Ja ja, wir haben die Annen-Geschichte auch gelesen. Können wir jetzt mal wieder ernst werden, bitte. Antifa-Politik in der SPD?     

Das war eine lange Zeit sehr leicht, bis in die 90er Jahre, bis die Scharping- und Schröder-Fraktion die Geleise wechselte. Ich hatte ja vieles bei meinen Eltern gelernt. Mein Vater war als Pazifist und Antifaschist aus dem Krieg gekommen, hatte meine Mutter getroffen, die aus einem katholischen und sozialdemokratischen Elternhaus stammte. Mein Vater hatte sich in den frühen 30er Jahren als Mitglied der "Katholischen Jungschar" noch auf der Straße mit den "Hitler-Jungen" geprügelt, auch wenn die Kirche das nicht gerne sah. Der Vater meiner Mutter hatte als Straßenbahnfahrer den kleinen alltäglichen Antifaschismus im Kollegenkreise gelebt. Er trug die drei Pfeile der "Eisernen Front", der SPD-Organisation gegen die SA der NSDAP, an seiner Straßenbahner-Uniform, erzählte meine Mutter immer, und wenn sich die Straßenbahnen begegneten, lehnten sich die Fahrer raus und begrüßten sich mit erhobener linker Faust und dem Ruf "Freiheit!", das war damals ein antifaschistischer Kampfgruß der Sozialdemokraten und Gewerkschafter. Und seine erzkatholische Frau hatte Angst, die Nazis würden ihn zusammenschlagen. Der Traum jedes Jungen: ein Lokomitivführer zum Großvater! Leider starb er schon 1934 plötzlich einen Herztod, aber was war in der Zeit der Nazi-Morde an den Genossen und Kollegen, die man miterleben musste, schon ein "natürlicher" Tod! Ich konnte ihn nicht kennen lernen, er hätte mir sicher noch mehr erzählen können über die Kampfzeit der Demokarten in den frühen Dreißigern. Na, wenigstens trage ich seinen Vornamen. Für meine Mutter war es eine Selbstverständlichkeit, bei der ersten freien Wahl, an der sie teilnehmen konnte, den Kommunalwahlen im Herbst 1946, die SPD zu wählen, die Partei, die ihr so früh verstorbener Vater immer gewählt und für die er bis zu ihrem Verbot durch die Nazis immer offen geworben hatte.
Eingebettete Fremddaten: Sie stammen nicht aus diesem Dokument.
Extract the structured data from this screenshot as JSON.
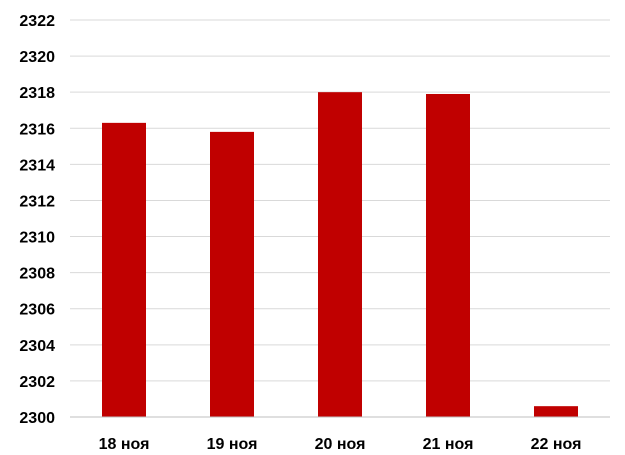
{
  "chart_data": {
    "type": "bar",
    "categories": [
      "18 ноя",
      "19 ноя",
      "20 ноя",
      "21 ноя",
      "22 ноя"
    ],
    "values": [
      2316.3,
      2315.8,
      2318.0,
      2317.9,
      2300.6
    ],
    "title": "",
    "xlabel": "",
    "ylabel": "",
    "ylim": [
      2300,
      2322
    ],
    "yticks": [
      2300,
      2302,
      2304,
      2306,
      2308,
      2310,
      2312,
      2314,
      2316,
      2318,
      2320,
      2322
    ],
    "grid": true,
    "legend": "none",
    "bar_color": "#C00000",
    "grid_color": "#D9D9D9",
    "axis_color": "#BFBFBF"
  }
}
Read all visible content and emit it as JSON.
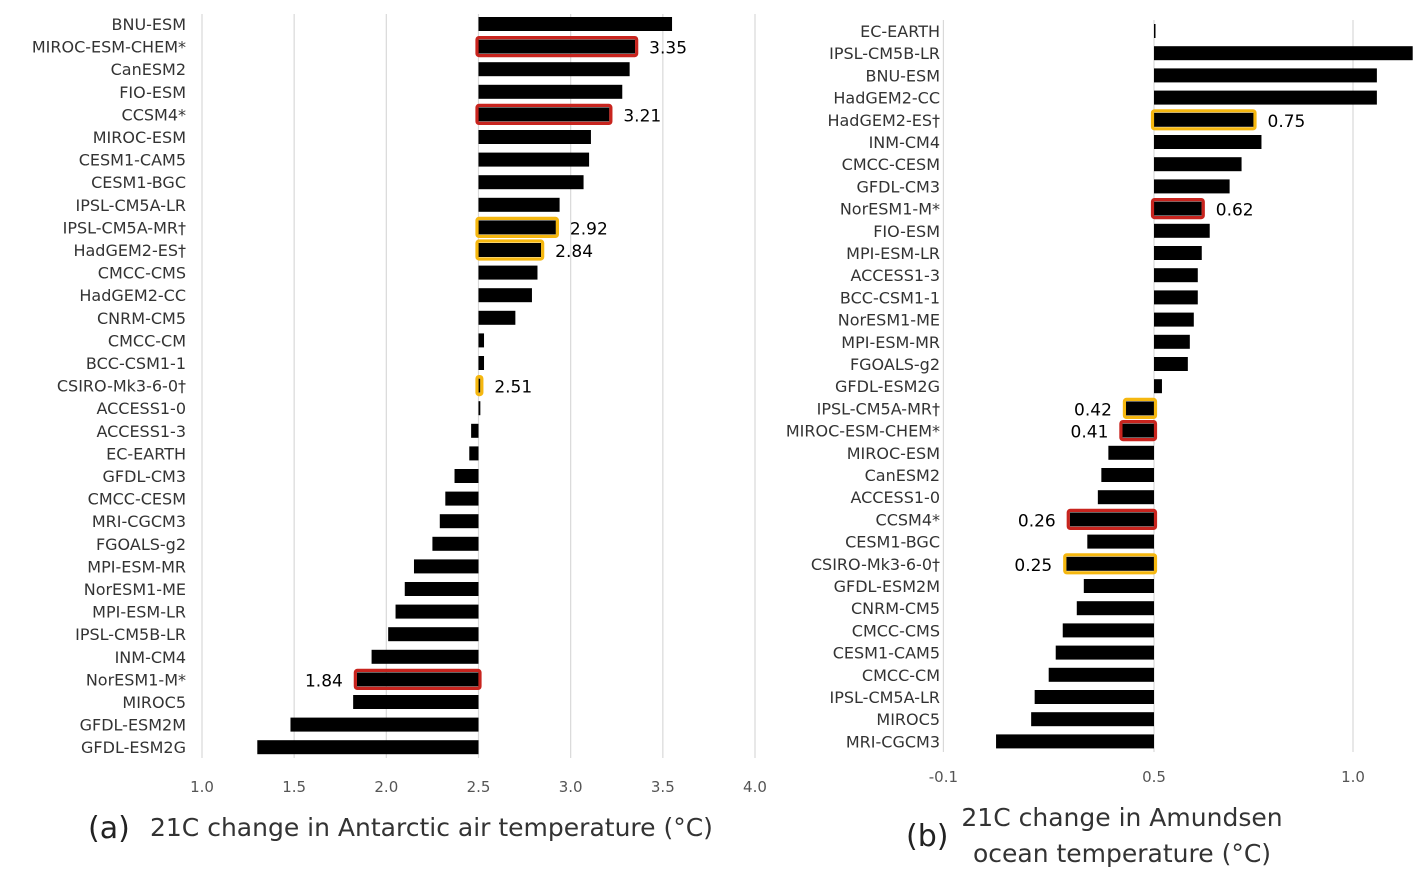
{
  "chart_data": [
    {
      "type": "bar",
      "orientation": "horizontal",
      "panel": "(a)",
      "title": "21C change in Antarctic air temperature (°C)",
      "baseline": 2.5,
      "xlim": [
        1.0,
        4.0
      ],
      "xticks": [
        1.0,
        1.5,
        2.0,
        2.5,
        3.0,
        3.5,
        4.0
      ],
      "xtick_labels": [
        "1.0",
        "1.5",
        "2.0",
        "2.5",
        "3.0",
        "3.5",
        "4.0"
      ],
      "grid": true,
      "bars": [
        {
          "name": "BNU-ESM",
          "value": 3.55
        },
        {
          "name": "MIROC-ESM-CHEM*",
          "value": 3.35,
          "highlight": "red",
          "label": "3.35"
        },
        {
          "name": "CanESM2",
          "value": 3.32
        },
        {
          "name": "FIO-ESM",
          "value": 3.28
        },
        {
          "name": "CCSM4*",
          "value": 3.21,
          "highlight": "red",
          "label": "3.21"
        },
        {
          "name": "MIROC-ESM",
          "value": 3.11
        },
        {
          "name": "CESM1-CAM5",
          "value": 3.1
        },
        {
          "name": "CESM1-BGC",
          "value": 3.07
        },
        {
          "name": "IPSL-CM5A-LR",
          "value": 2.94
        },
        {
          "name": "IPSL-CM5A-MR†",
          "value": 2.92,
          "highlight": "orange",
          "label": "2.92"
        },
        {
          "name": "HadGEM2-ES†",
          "value": 2.84,
          "highlight": "orange",
          "label": "2.84"
        },
        {
          "name": "CMCC-CMS",
          "value": 2.82
        },
        {
          "name": "HadGEM2-CC",
          "value": 2.79
        },
        {
          "name": "CNRM-CM5",
          "value": 2.7
        },
        {
          "name": "CMCC-CM",
          "value": 2.53
        },
        {
          "name": "BCC-CSM1-1",
          "value": 2.53
        },
        {
          "name": "CSIRO-Mk3-6-0†",
          "value": 2.51,
          "highlight": "orange",
          "label": "2.51"
        },
        {
          "name": "ACCESS1-0",
          "value": 2.51
        },
        {
          "name": "ACCESS1-3",
          "value": 2.46
        },
        {
          "name": "EC-EARTH",
          "value": 2.45
        },
        {
          "name": "GFDL-CM3",
          "value": 2.37
        },
        {
          "name": "CMCC-CESM",
          "value": 2.32
        },
        {
          "name": "MRI-CGCM3",
          "value": 2.29
        },
        {
          "name": "FGOALS-g2",
          "value": 2.25
        },
        {
          "name": "MPI-ESM-MR",
          "value": 2.15
        },
        {
          "name": "NorESM1-ME",
          "value": 2.1
        },
        {
          "name": "MPI-ESM-LR",
          "value": 2.05
        },
        {
          "name": "IPSL-CM5B-LR",
          "value": 2.01
        },
        {
          "name": "INM-CM4",
          "value": 1.92
        },
        {
          "name": "NorESM1-M*",
          "value": 1.84,
          "highlight": "red",
          "label": "1.84"
        },
        {
          "name": "MIROC5",
          "value": 1.82
        },
        {
          "name": "GFDL-ESM2M",
          "value": 1.48
        },
        {
          "name": "GFDL-ESM2G",
          "value": 1.3
        }
      ]
    },
    {
      "type": "bar",
      "orientation": "horizontal",
      "panel": "(b)",
      "title": "21C change in Amundsen ocean temperature (°C)",
      "title_lines": [
        "21C change in Amundsen",
        "ocean temperature (°C)"
      ],
      "baseline": 0.5,
      "xlim": [
        -0.1,
        1.15
      ],
      "xticks": [
        -0.1,
        0.5,
        1.0
      ],
      "xtick_labels": [
        "-0.1",
        "0.5",
        "1.0"
      ],
      "grid": true,
      "bars": [
        {
          "name": "EC-EARTH",
          "value": 0.5
        },
        {
          "name": "IPSL-CM5B-LR",
          "value": 1.15
        },
        {
          "name": "BNU-ESM",
          "value": 1.06
        },
        {
          "name": "HadGEM2-CC",
          "value": 1.06
        },
        {
          "name": "HadGEM2-ES†",
          "value": 0.75,
          "highlight": "orange",
          "label": "0.75"
        },
        {
          "name": "INM-CM4",
          "value": 0.77
        },
        {
          "name": "CMCC-CESM",
          "value": 0.72
        },
        {
          "name": "GFDL-CM3",
          "value": 0.69
        },
        {
          "name": "NorESM1-M*",
          "value": 0.62,
          "highlight": "red",
          "label": "0.62"
        },
        {
          "name": "FIO-ESM",
          "value": 0.64
        },
        {
          "name": "MPI-ESM-LR",
          "value": 0.62
        },
        {
          "name": "ACCESS1-3",
          "value": 0.61
        },
        {
          "name": "BCC-CSM1-1",
          "value": 0.61
        },
        {
          "name": "NorESM1-ME",
          "value": 0.6
        },
        {
          "name": "MPI-ESM-MR",
          "value": 0.59
        },
        {
          "name": "FGOALS-g2",
          "value": 0.585
        },
        {
          "name": "GFDL-ESM2G",
          "value": 0.52
        },
        {
          "name": "IPSL-CM5A-MR†",
          "value": 0.42,
          "highlight": "orange",
          "label": "0.42"
        },
        {
          "name": "MIROC-ESM-CHEM*",
          "value": 0.41,
          "highlight": "red",
          "label": "0.41"
        },
        {
          "name": "MIROC-ESM",
          "value": 0.37
        },
        {
          "name": "CanESM2",
          "value": 0.35
        },
        {
          "name": "ACCESS1-0",
          "value": 0.34
        },
        {
          "name": "CCSM4*",
          "value": 0.26,
          "highlight": "red",
          "label": "0.26"
        },
        {
          "name": "CESM1-BGC",
          "value": 0.31
        },
        {
          "name": "CSIRO-Mk3-6-0†",
          "value": 0.25,
          "highlight": "orange",
          "label": "0.25"
        },
        {
          "name": "GFDL-ESM2M",
          "value": 0.3
        },
        {
          "name": "CNRM-CM5",
          "value": 0.28
        },
        {
          "name": "CMCC-CMS",
          "value": 0.24
        },
        {
          "name": "CESM1-CAM5",
          "value": 0.22
        },
        {
          "name": "CMCC-CM",
          "value": 0.2
        },
        {
          "name": "IPSL-CM5A-LR",
          "value": 0.16
        },
        {
          "name": "MIROC5",
          "value": 0.15
        },
        {
          "name": "MRI-CGCM3",
          "value": 0.05
        }
      ]
    }
  ],
  "colors": {
    "bar": "#000000",
    "highlight_red": "#c8241e",
    "highlight_orange": "#f5b70f",
    "grid": "#d9d9d9",
    "text": "#333333"
  }
}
Sicher, aus historische Sicht ist manches zu kritisieren an Organisationen wie dem sozialdemokratischen "Reichsbanner", an den Aufmärschen, zu denen auch gewerkschaftliche, sozialdemokratische und katholische Organisationen hinter ihren "Führern" aufliefen und die sie gegen das Brimborium der Nazis setzten. Sie brachen nicht die autoritären Strukturen auf, von denen die Nazis profitierten, im Gegenteil, sie festigten noch den autoritären Charakter vieler Menschen und setzten auf Nationalgefühle statt auf Internationalismus, was es dann wieder nur den Nazis leichter machte. Das habe ich ja in meinem SPD-Buch kritisiert. Meine Eltern waren keine Intellektuellen, sondern einfache Leute, aber das hatten sie kapiert und an ihre Kinder weiter gegeben: dass Duckmäusertum, Gehorsamkeitskult und Autoritätsglaube nur der Rechten nutzt, und dass Nationalismus im seit der Römerzeit internationalen Rheinland nur ein Anachronismus ist. Daher kam wohl auch ihre Sympathie für das Antiautoritäre der Studentenbewegung in den 60er Jahren, die ja maßgeblich von Max Horkheimer mit beeinflusst war, bei dem mein Vater Anfang der 50er Jahre an der gewerkschaftseigenen "Akademie der Arbeit" in Frankfurt studiert hatte, wo Horkheimer als fester Dozent tätig war. Und das hat mein Vater bei seiner Landtagskandidatur für die SPD 1958 schon in seinem Kandidatenflugblatt ausgedrückt, als er sich gegen jede unumschränkte Macht aussprach, als seine Lehre "aus der Nazizeit".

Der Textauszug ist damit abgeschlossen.